There was no apparent sign of suffering on Williams' part when the lethal injection did its duty. He lay motionless for several minutes before he was declared dead and the curtains were closed, show over.

"The state of California just killed an innocent man," three of his supporters shouted in unison.

That struck me as an insult to the families of Williams' victims. Of all the things Williams might have been, he wasn't innocent, and watching him die made me feel no differently about the man.

His victims, all four of them, were shotgunned as if it were a cheap thrill for Williams. And as one of the first Crips, he started something that destroyed everything in its path, bringing genocide to neighborhoods on top of all the other problems.

Williams was a tough guy in prison too, spending years in solitary confinement for his mayhem behind bars before he took a different tack. His anti-gang books and speeches from death row were great gestures, but the Nobel Peace Prize nominations were preposterous, and the marketing of Williams as a hero was offensive.

If he were truly redeemed, he would have taken responsibility for the murders, he would have rejected the duplicitous code of honor among those who refuse to tell what they know, and his dying words would have been a call for the dismantling of the gang he started.

Those who tried to cast Williams as a martyr, including the usual Hollywood rabble, once again picked the wrong man to carry the banner against the death penalty. They made a cause of Tookie Williams as others have done with Mumia Abu Jamal, the Philadelphia cop killer and death row inmate whose claim of innocence is pure fiction, despite the celebrity bestowed on him.

And yet, watching Williams put to death Tuesday morning by agents of the government — his execution sanctioned in a country where godliness and virtue are synonymous, even as torture and execution are defended — made me all the more certain that capital punishment is barbaric.

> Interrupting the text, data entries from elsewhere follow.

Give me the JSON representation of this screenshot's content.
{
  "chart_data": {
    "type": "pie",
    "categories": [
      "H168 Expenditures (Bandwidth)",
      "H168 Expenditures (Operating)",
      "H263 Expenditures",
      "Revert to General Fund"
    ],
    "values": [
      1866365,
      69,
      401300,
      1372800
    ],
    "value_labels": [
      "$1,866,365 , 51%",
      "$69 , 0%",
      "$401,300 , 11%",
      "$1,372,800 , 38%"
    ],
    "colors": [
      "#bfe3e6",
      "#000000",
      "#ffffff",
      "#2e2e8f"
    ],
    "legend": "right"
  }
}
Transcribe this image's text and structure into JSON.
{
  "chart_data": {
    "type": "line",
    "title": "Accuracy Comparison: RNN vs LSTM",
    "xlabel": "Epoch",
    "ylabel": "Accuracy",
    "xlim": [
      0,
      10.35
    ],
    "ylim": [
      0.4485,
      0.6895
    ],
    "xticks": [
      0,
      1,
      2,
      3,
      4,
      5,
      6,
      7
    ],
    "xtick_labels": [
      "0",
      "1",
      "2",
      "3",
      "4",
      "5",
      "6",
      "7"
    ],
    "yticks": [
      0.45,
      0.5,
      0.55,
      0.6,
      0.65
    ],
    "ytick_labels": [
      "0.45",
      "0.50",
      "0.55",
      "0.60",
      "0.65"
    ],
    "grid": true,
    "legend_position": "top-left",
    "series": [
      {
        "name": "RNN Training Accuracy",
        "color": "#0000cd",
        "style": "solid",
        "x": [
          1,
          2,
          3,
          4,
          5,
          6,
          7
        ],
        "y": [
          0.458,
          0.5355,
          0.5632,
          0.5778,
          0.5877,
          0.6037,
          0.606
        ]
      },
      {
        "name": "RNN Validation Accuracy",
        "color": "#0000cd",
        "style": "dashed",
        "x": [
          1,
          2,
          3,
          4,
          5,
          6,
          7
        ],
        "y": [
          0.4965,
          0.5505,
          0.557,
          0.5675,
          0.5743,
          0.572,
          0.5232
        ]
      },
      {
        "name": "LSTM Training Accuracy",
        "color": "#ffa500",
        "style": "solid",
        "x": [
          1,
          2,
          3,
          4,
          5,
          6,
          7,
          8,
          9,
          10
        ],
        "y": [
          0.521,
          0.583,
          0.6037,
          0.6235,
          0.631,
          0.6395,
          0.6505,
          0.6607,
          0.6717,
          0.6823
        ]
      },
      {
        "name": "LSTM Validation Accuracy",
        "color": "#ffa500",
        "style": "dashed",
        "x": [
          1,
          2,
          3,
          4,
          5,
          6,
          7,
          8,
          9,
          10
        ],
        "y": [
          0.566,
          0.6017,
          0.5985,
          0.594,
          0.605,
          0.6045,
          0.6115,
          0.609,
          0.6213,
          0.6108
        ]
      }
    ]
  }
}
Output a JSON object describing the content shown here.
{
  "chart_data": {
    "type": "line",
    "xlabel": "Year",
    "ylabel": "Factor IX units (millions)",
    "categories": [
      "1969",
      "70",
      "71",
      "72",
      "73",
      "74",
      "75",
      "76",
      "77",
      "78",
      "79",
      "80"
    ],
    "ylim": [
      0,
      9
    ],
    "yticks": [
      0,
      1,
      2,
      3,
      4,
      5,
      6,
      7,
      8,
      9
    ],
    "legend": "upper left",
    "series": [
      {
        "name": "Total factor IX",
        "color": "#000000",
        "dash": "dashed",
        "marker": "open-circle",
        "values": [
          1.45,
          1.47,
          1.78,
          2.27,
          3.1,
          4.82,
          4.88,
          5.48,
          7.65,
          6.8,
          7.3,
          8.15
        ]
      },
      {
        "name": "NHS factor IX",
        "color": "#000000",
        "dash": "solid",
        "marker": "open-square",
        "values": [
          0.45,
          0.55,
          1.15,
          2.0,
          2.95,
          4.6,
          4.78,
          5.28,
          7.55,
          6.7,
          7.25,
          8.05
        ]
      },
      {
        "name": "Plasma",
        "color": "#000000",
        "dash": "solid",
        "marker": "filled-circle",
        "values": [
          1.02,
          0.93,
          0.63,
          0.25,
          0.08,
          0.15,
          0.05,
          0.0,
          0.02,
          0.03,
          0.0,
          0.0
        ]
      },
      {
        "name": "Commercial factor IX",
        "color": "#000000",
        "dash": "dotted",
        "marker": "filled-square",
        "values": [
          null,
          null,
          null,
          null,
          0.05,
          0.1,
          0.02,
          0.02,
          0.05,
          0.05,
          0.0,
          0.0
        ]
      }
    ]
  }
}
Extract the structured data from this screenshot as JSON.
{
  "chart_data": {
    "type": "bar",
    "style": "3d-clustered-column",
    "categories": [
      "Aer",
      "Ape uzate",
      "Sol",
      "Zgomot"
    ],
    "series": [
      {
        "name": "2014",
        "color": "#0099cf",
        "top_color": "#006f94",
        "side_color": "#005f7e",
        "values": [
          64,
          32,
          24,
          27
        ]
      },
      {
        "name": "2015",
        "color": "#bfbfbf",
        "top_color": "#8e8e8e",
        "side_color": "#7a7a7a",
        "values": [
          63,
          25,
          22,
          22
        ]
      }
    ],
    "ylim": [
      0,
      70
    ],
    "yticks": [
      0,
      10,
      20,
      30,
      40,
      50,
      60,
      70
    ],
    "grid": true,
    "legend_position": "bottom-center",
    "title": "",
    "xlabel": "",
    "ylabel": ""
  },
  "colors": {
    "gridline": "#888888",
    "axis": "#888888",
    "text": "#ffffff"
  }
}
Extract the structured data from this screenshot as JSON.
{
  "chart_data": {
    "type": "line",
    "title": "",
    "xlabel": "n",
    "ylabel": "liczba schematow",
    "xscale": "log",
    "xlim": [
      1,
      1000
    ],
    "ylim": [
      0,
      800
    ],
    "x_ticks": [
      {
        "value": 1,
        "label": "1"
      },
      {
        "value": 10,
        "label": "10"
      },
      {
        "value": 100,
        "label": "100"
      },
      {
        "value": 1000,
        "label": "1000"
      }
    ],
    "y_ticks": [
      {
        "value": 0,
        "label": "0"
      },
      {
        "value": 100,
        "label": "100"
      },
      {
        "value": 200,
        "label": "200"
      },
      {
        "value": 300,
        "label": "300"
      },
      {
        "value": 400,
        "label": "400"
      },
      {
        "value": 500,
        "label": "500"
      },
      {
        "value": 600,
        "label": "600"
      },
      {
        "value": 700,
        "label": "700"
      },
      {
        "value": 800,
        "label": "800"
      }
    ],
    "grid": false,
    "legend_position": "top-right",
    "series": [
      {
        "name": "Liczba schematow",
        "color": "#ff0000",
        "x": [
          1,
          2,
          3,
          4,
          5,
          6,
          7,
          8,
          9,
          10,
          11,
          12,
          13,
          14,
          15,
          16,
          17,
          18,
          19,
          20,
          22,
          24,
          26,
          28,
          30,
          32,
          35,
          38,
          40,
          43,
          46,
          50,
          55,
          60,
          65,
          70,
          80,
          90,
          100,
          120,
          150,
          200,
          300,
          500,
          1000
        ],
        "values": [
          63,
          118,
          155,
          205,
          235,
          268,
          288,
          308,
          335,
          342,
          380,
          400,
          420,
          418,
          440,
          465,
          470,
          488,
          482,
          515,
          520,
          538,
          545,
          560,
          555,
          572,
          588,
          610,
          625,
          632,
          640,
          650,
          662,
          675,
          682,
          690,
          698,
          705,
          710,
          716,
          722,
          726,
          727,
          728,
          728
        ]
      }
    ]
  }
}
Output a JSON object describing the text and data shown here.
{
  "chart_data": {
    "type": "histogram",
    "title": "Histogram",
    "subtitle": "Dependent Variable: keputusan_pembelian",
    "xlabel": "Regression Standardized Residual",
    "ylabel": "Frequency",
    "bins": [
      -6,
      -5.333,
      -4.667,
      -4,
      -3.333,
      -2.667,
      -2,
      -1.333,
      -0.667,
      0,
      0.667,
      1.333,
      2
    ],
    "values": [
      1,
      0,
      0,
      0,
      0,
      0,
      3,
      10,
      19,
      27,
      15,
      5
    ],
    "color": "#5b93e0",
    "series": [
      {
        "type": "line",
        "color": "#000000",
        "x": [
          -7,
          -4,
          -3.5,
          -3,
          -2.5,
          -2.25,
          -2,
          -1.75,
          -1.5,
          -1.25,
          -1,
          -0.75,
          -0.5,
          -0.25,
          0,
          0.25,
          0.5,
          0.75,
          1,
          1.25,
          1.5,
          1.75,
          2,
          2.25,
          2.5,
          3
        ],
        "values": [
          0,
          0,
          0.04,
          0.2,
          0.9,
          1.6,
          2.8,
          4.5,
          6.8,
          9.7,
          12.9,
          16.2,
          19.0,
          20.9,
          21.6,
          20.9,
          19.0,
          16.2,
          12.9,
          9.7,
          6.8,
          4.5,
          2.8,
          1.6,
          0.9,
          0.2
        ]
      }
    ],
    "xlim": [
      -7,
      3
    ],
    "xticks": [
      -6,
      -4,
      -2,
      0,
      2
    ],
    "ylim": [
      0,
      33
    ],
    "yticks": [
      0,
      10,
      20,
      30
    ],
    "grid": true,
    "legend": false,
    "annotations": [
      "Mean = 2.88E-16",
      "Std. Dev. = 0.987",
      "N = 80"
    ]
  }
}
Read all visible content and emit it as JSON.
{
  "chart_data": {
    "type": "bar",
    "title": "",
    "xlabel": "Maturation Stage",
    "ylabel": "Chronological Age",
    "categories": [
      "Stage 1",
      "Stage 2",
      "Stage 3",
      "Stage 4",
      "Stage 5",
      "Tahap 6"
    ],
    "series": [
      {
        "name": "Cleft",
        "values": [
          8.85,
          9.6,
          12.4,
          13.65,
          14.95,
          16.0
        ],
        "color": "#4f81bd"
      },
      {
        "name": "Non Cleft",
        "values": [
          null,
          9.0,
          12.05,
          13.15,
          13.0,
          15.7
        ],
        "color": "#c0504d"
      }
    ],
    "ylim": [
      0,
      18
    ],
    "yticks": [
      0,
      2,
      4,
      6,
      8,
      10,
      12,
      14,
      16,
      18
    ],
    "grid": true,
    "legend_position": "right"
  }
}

Though I don't question Williams' guilt, no one can dispute that across America, class, race and money figure prominently in the circumstances of crime and the quality of legal defense. Since 1973, in fact, 122 death row inmates have been exonerated or granted new hearings. A better poster child for abolishing the death penalty is No. 123, whoever that might be.

Twelve U.S. states no longer use capital punishment, and the possibility of a mistake is one of the reasons 40 countries have abolished the death penalty since 1990, including Mexico, Bosnia-Herzegovina and Senegal. In 2004, the United States followed only China, Iran and Vietnam in the number of executions.

Coming down the death row pike in California is a violent killer named Horace Edwards Kelly, whose wicked crimes are not in question. But he has been diagnosed as severely mentally ill, if not retarded, and was virtually tortured as a child.

Should we feel just as good about killing Kelly as we're supposed to feel about killing Williams? Will the premeditated and clinical execution of a feeble-minded man make us more civilized, more humane or any safer? Is life in a cage not enough to satisfy our puritanical beliefs or lust for blood?

Apparently not. Modern as we are, we still live by the law of an eye for an eye — as long as it doesn't get too messy.

The needle is perfect. He closes his eyes, he's gone.

It's much easier to handle that way. Not just for the person put to death, but for us.